9. A switch, comprising:

a) first and second mated substrates defining therebetween at least portions of a number of cavities;

b) a switching fluid, held within one or more of the cavities, that is movable between at least first and second switch states in response to forces that are applied to the switching fluid;

c) a plurality of signal conductors formed on the first substrate, extending from the one or more cavities holding the switching fluid;

d) a lid, attached to the first substrate and covering at least a portion of the second substrate; the lid having a perimeter that intersects at least some of the signal conductors; and

e) a thickfilm dielectric printed on the substrate below the perimeter of the lid; wherein the lid is mounted on the thickfilm dielectric.

10. The switch of claim 9, wherein:

a) the second substrate is a channel plate; and

b) the one or more cavities holding the switching fluid are at least partly defined by a bent switching fluid channel in the channel plate.

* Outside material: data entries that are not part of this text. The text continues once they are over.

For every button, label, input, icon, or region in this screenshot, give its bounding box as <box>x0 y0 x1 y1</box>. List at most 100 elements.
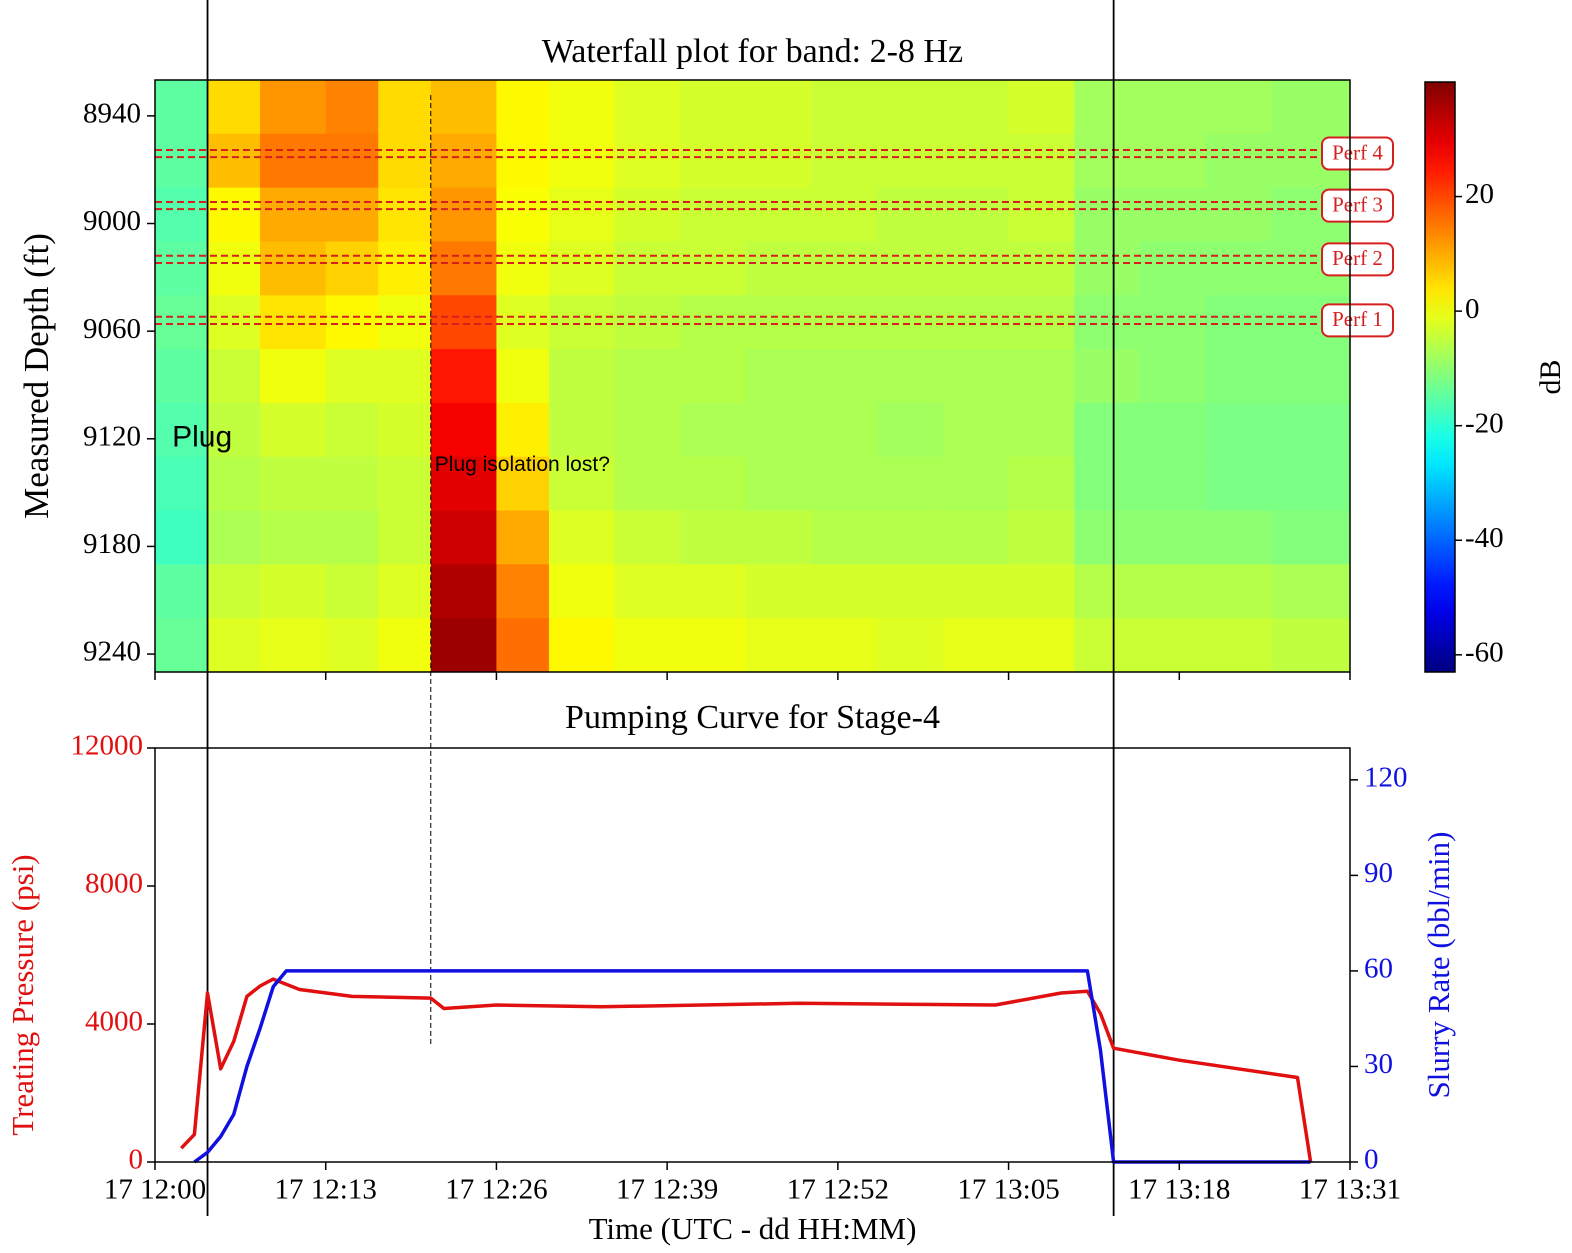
heatmap-cell <box>1205 564 1272 619</box>
heatmap-cell <box>680 564 747 619</box>
heatmap-cell <box>1008 349 1075 404</box>
heatmap-cell <box>942 80 1010 135</box>
y-tick-label: 9060 <box>83 313 141 345</box>
heatmap-cell <box>325 133 379 189</box>
y-tick-label: 9000 <box>83 205 141 237</box>
heatmap-cell <box>942 349 1010 404</box>
heatmap-cell <box>811 618 878 673</box>
heatmap-cell <box>811 349 878 404</box>
heatmap-cell <box>155 564 209 619</box>
heatmap-cell <box>942 402 1010 458</box>
heatmap-cell <box>496 402 550 458</box>
heatmap-cell <box>942 295 1010 350</box>
heatmap-cell <box>1074 349 1141 404</box>
heatmap-cell <box>745 510 813 565</box>
heatmap-cell <box>1008 80 1075 135</box>
heatmap-cell <box>680 133 747 189</box>
heatmap-cell <box>378 241 432 296</box>
heatmap-cell <box>548 510 616 565</box>
heatmap-cell <box>1139 510 1207 565</box>
heatmap-cell <box>942 133 1010 189</box>
colorbar-tick-label: 20 <box>1465 178 1494 210</box>
heatmap-cell <box>155 187 209 242</box>
heatmap-cell <box>1271 349 1351 404</box>
heatmap-cell <box>680 349 747 404</box>
heatmap-cell <box>325 402 379 458</box>
heatmap-cell <box>260 564 327 619</box>
heatmap-cell <box>614 241 681 296</box>
heatmap-cell <box>1139 187 1207 242</box>
heatmap-cell <box>1008 456 1075 512</box>
plot-frame <box>154 79 1351 673</box>
heatmap-cell <box>614 510 681 565</box>
y-tick-label: 0 <box>129 1144 144 1176</box>
heatmap-cell <box>325 510 379 565</box>
x-tick-label: 17 12:39 <box>616 1174 718 1206</box>
heatmap-cell <box>745 564 813 619</box>
y2-tick-label: 120 <box>1364 762 1408 794</box>
heatmap-cell <box>260 295 327 350</box>
heatmap-cell <box>811 295 878 350</box>
heatmap-cell <box>1271 456 1351 512</box>
y-tick-label: 4000 <box>85 1006 143 1038</box>
heatmap-cell <box>260 187 327 242</box>
heatmap-cell <box>548 80 616 135</box>
heatmap-cell <box>1008 564 1075 619</box>
heatmap-cell <box>877 456 944 512</box>
chart-title: Pumping Curve for Stage-4 <box>565 699 940 736</box>
heatmap-cell <box>548 618 616 673</box>
heatmap-cell <box>614 80 681 135</box>
perf-label: Perf 2 <box>1332 246 1383 270</box>
y-tick-label: 9240 <box>83 636 141 668</box>
chart-title: Waterfall plot for band: 2-8 Hz <box>542 33 963 70</box>
heatmap-cell <box>1205 80 1272 135</box>
heatmap-cell <box>745 80 813 135</box>
colorbar-tick-label: -40 <box>1465 522 1504 554</box>
heatmap-cell <box>496 187 550 242</box>
heatmap-cell <box>430 187 497 242</box>
y2-tick-label: 0 <box>1364 1144 1379 1176</box>
heatmap-cell <box>745 241 813 296</box>
heatmap-cell <box>378 402 432 458</box>
heatmap-cell <box>1008 402 1075 458</box>
heatmap-cell <box>680 402 747 458</box>
heatmap-cell <box>1008 187 1075 242</box>
heatmap-cell <box>1139 564 1207 619</box>
heatmap-cell <box>260 241 327 296</box>
heatmap-cell <box>745 402 813 458</box>
heatmap-cell <box>430 402 497 458</box>
heatmap-cell <box>1205 402 1272 458</box>
heatmap-cell <box>877 510 944 565</box>
heatmap-cell <box>378 80 432 135</box>
heatmap-cell <box>1205 241 1272 296</box>
y-axis-label: Measured Depth (ft) <box>17 233 56 519</box>
heatmap-cell <box>1008 510 1075 565</box>
heatmap-cell <box>811 402 878 458</box>
heatmap-cell <box>1074 510 1141 565</box>
heatmap-cell <box>496 241 550 296</box>
heatmap-cell <box>877 241 944 296</box>
heatmap-cell <box>207 133 261 189</box>
heatmap-cell <box>378 349 432 404</box>
heatmap-cell <box>430 241 497 296</box>
x-tick-label: 17 12:13 <box>275 1174 377 1206</box>
colorbar <box>1424 81 1456 673</box>
heatmap-cell <box>378 510 432 565</box>
heatmap-cell <box>207 241 261 296</box>
heatmap-cell <box>496 618 550 673</box>
heatmap-cell <box>1074 133 1141 189</box>
heatmap-cell <box>877 349 944 404</box>
heatmap-cell <box>680 187 747 242</box>
heatmap-cell <box>496 349 550 404</box>
heatmap-cell <box>614 618 681 673</box>
heatmap-cell <box>1271 80 1351 135</box>
colorbar-tick-label: -60 <box>1465 636 1504 668</box>
perf-label: Perf 4 <box>1332 140 1383 164</box>
heatmap-cell <box>325 349 379 404</box>
heatmap-cell <box>260 349 327 404</box>
heatmap-cell <box>430 80 497 135</box>
heatmap-cell <box>811 187 878 242</box>
heatmap-cell <box>155 618 209 673</box>
heatmap-cell <box>548 241 616 296</box>
heatmap-cell <box>207 295 261 350</box>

11. The switch of claim 10, wherein:

a) one of the signal conductors presents within the cavity defined by the bent switching fluid channel, at the bend; and

b) different ones of the signal conductors present within the cavity defined by the bent switching fluid channel, on either side of the bend.

12. The switch of claim 9, further comprising a conductive thickfilm printed on a top surface of the thickfilm dielectric, wherein the lid is electrically coupled to the conductive thickfilm.

13. The switch of claim 12, wherein the lid is soldered to the conductive thickfilm.

14. The switch of claim 12, wherein the lid is attached to the conductive thickfilm via a conductive adhesive.

15. The switch of claim 12, wherein the thickfilm dielectric is continuous about the perimeter of the lid.

16. The switch of claim 9, wherein a top surface of the thickfilm dielectric is polished.

17. The switch of claim 9, wherein the lid is conductive.

18. The switch of claim 9, wherein the lid is metallic.

19. A switch, comprising:

a) a switching element;

b) a substrate having a plurality of signal conductors formed thereon, at least some of which are in contact with said switching element;

c) a lid, covering the switching element and having a perimeter that intersects at least some of the signal conductors; and

d) a thickfilm dielectric printed on the substrate below the perimeter of the lid; wherein the lid is mounted on and heremetically sealed to the substrate via the thickfilm dielectric.

20. The switch of claim 19, further comprising a conductive adhesive between said lid and said thickfilm dielectric.